The man’s gaze moved to Dewdrop for the first time. “False bravado is only for the weak minded.”
Dewdrop looked at Tate with a disgusted expression. “Why do the people we run into keep getting weirder and weirder?”
“It’s our curse.”
“Your curse; not mine.”
She patted his shoulder. “It became ours the moment you and Night decided to stick to me like burrs no matter how much I protested.”
“My younger self was quite foolish,” Dewdrop lamented.
The stranger smiled at them. “How cute your companions have grown.”
Tate had had about enough of him. Exchanging carefully veiled threats and enigmatic statements weren’t what she was here for.
Strangely, Ilith was silent during the conversation. Normally, she would have already offered to eat the stranger.
Putting her thoughts in the back of her mind, Tate told Ryu, “I’ll leave him to you.”
Not waiting for a response, Tate left the others behind making her way toward the man who’d been singing earlier.
She stopped behind him. “Hello, Christopher. Did you miss me?”
FIFTEEN
Christopher’s humming stopped.
“Nice place you have here,” Tate said, focusing on the back of his head. “It really makes a guest feel welcome.”
Christopher stirred. “Tatum Allegra Winters. It’s been an eternity.”
“Not long enough,” Dewdrop grumbled from a short distance away.
At that, Christopher’s head turned slightly. “Still dragging around the dead weight, I see.”
Tate held up a hand as Dewdrop started forward. She shook her head at him. Christopher wanted a reaction. It was best they didn’t give him one. He wasn’t the most stable of individuals to begin with and she didn’t expect his time locked away from the sun in this damp hole had done anything to change that.
“I saw Peter,” Tate told his back, changing the subject.
Christopher went still for half a second as he stared at the wall. Unable to see his face, Tate couldn’t tell how he was reacting to the news. It left her with little choice but to test the water.
“Not going to ask where? And here I thought you were friends.”
That finally sparked a reaction as Christopher turned to face Tate. To her surprise, his brown eyes were calm. Serene even. There was no hint of the madness she was used to seeing. If it was anyone else, she’d be tempted to question whether he was ever mad in the first place.
But this was Christopher. The only thing more dangerous than his insanity was his intelligence. She wouldn’t put it past him to pretend at sanity to get her to lower her guard.

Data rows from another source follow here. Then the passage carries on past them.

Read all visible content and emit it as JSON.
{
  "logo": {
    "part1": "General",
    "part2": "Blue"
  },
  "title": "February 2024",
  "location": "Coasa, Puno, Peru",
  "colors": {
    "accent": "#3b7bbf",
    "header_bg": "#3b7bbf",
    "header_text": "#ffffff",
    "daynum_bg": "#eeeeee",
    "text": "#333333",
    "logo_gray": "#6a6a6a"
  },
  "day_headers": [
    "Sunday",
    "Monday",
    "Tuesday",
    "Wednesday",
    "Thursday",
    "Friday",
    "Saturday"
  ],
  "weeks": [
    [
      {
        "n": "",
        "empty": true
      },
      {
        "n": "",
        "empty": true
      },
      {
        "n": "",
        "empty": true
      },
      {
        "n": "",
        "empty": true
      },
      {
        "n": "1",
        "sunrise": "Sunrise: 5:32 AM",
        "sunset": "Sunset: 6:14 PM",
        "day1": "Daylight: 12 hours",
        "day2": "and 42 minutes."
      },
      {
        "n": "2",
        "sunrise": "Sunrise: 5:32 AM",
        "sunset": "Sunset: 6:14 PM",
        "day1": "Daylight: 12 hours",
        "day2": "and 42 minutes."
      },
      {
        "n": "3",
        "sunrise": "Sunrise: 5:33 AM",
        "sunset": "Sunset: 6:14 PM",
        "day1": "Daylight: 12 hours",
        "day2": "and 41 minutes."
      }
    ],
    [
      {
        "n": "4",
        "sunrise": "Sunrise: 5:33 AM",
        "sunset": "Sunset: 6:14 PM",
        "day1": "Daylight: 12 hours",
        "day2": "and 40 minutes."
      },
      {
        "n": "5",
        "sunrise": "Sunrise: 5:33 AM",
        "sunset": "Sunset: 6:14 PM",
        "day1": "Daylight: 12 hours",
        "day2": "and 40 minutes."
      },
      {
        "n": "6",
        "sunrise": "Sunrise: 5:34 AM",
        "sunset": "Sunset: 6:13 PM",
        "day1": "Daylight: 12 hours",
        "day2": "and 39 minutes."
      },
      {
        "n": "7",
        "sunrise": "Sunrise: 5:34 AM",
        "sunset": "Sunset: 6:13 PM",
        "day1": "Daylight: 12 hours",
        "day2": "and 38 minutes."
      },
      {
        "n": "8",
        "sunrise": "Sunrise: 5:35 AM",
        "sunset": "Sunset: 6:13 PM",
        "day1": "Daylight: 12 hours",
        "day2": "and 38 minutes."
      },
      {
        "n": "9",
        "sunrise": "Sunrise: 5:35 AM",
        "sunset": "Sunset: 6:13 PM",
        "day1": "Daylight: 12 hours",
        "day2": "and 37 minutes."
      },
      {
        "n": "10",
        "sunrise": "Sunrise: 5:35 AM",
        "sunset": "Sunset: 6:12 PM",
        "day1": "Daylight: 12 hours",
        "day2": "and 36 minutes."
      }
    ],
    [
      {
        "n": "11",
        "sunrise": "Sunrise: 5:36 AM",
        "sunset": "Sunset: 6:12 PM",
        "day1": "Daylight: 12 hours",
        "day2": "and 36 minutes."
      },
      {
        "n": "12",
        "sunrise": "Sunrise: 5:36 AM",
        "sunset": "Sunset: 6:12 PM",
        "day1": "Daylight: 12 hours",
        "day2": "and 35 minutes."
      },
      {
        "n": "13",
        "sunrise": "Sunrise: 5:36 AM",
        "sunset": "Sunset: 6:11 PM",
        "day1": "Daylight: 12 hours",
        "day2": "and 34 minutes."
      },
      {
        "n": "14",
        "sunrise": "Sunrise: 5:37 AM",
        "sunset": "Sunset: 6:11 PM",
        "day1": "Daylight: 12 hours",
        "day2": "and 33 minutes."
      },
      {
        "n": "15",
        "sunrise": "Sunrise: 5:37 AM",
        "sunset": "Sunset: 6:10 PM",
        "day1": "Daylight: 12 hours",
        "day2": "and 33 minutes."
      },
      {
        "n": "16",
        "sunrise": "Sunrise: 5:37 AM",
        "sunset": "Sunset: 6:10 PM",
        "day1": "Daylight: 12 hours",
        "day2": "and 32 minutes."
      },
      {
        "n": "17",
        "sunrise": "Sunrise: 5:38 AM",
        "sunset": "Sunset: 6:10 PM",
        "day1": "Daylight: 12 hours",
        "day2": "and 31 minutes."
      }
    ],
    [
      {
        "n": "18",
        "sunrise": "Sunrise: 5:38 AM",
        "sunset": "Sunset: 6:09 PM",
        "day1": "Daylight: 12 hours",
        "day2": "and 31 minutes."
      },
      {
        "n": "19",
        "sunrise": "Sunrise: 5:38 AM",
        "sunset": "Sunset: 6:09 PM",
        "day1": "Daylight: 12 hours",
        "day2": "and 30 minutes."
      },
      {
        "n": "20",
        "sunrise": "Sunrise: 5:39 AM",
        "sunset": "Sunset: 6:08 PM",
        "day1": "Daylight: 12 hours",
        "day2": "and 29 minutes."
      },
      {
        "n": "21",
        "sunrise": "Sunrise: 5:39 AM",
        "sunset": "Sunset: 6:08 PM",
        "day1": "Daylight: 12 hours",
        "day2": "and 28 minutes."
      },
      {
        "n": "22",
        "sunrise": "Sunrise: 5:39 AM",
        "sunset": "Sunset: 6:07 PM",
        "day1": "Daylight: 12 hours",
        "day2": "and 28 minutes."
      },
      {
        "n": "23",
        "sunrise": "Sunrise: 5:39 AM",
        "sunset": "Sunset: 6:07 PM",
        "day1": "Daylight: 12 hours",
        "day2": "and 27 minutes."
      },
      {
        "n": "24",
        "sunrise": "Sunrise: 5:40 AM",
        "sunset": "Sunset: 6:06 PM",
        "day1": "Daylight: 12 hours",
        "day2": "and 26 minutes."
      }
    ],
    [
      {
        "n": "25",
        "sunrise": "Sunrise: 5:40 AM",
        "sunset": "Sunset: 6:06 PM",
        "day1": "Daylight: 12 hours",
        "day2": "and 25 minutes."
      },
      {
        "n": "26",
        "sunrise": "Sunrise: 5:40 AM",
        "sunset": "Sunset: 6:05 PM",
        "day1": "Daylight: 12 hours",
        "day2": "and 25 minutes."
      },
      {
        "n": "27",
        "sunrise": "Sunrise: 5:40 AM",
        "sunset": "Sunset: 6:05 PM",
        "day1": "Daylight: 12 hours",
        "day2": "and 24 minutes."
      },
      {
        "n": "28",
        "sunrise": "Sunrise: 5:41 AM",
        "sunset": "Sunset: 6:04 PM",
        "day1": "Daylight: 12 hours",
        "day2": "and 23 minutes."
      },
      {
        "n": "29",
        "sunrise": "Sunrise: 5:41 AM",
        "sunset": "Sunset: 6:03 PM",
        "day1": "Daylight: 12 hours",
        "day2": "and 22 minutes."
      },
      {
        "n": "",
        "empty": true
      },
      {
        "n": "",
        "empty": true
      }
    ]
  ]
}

“I thought you said I was incapable of having friends. What was it you said again? Ah, that’s right, I had a distressing tendency to kill every one of my allies.”
That was what Tate had thought. The Christopher she knew was the consummate survivor, willing to sacrifice anyone or anything that got in the way of his larger goals. As the months dragged on and he kept his silence, she was beginning to question that assertion.
She knew the Lord Provost’s people had offered benefits if Christopher was willing to inform on Peter. Like being moved to better accommodations. Even perhaps being transferred from the Deeps to a secure house somewhere else. He’d still be a prisoner, but he’d be a prisoner in a velvet cage.
He hadn’t taken them up on any of those offers, instead choosing to suffer in this place. There were only two reasons Tate could think of for that. Either, Peter’s importance to Christopher’s plans was much more extensive than Tate previously suspected, or the Silva man meant something to Christopher.
Tate still hadn’t decided which was the more likely scenario.
“But enough of such boring topics. I hear you’ve finally come out of the dark. Congratulations. It must feel good not to hide anymore. To allow your true name to be bandied about.”